A solar farm (Yonhap)
President Moon Jae-in‘s aggressive push for renewable energy has incentivized increasingly more farmers to repurpose their land as solar farms, drawing concerns over South Korea’s food security.
According to Ministry of Trade, Industry and Energy data obtained by Rep. Yoon Young-seok of the main opposition People Power Party, farmland amounting to the size of Gangnam -- the third largest district in Seoul – has been transformed into solar farms over the past five years.
In 2016, solar farms worth 206MW replaced farmland. After Moon took office, however, the trend was accelerated, the figure spiking from 285MW in 2017, 541MW in 2018, 903MW in 2019 to 1,008MW in 2020. Simply put, a total of 2,945MW of solar farms took the place of farmland over the five-year period.
Based on calculations by the Korea Energy Agency, a 1,000MW solar farm requires 13.2 square kilometers of land.
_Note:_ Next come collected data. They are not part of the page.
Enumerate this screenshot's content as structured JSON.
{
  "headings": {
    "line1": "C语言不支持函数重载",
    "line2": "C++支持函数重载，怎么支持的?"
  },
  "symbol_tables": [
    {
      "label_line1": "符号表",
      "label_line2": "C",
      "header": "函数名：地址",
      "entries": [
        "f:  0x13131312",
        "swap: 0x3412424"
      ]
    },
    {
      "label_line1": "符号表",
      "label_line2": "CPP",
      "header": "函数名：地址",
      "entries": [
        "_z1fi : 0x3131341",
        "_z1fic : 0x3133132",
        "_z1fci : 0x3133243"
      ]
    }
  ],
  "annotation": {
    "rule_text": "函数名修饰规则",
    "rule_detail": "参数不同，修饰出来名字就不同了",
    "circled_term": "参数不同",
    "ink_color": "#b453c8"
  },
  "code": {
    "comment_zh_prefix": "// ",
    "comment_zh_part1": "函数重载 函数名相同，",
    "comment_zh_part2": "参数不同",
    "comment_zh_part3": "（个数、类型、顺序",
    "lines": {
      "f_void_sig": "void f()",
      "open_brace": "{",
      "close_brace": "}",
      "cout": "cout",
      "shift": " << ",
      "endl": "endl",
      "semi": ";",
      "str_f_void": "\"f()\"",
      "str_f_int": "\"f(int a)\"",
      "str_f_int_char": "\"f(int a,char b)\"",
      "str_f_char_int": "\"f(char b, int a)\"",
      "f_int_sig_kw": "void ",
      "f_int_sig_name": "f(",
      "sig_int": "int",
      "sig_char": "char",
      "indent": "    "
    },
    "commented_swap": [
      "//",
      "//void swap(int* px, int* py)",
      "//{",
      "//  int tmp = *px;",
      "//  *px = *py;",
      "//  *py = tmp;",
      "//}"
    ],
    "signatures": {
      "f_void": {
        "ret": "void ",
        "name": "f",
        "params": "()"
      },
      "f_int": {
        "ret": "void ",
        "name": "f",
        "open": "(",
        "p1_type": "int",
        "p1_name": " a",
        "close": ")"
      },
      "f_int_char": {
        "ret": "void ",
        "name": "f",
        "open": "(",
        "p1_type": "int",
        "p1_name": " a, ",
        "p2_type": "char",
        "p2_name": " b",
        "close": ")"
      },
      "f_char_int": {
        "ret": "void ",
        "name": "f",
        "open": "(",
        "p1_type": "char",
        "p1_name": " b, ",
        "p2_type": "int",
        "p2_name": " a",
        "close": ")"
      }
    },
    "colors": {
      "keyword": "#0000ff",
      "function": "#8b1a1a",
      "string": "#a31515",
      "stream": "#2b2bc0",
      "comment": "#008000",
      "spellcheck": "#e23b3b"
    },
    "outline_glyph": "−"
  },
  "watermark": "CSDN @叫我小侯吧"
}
This means that 2,945MW would need approximately 39 square kilometers of land, which is equivalent to the size of Gangnam.
“In 2019, South Korea‘s food self-sufficiency rate was 45.8 percent. It’s questionable whether overtaking farmland with solar power is the right situation,” Yoon said.
Industry sources suggest two government policies gave birth to the crisis. In 2018, the government strengthened regulations for installing solar panels on mountainsides to prevent deforestation.
This triggered solar power developers to shift their attention to farmland in rural areas, which is more expensive than land on the mountains, but still cheap thanks to generous solar subsidies granted by the government.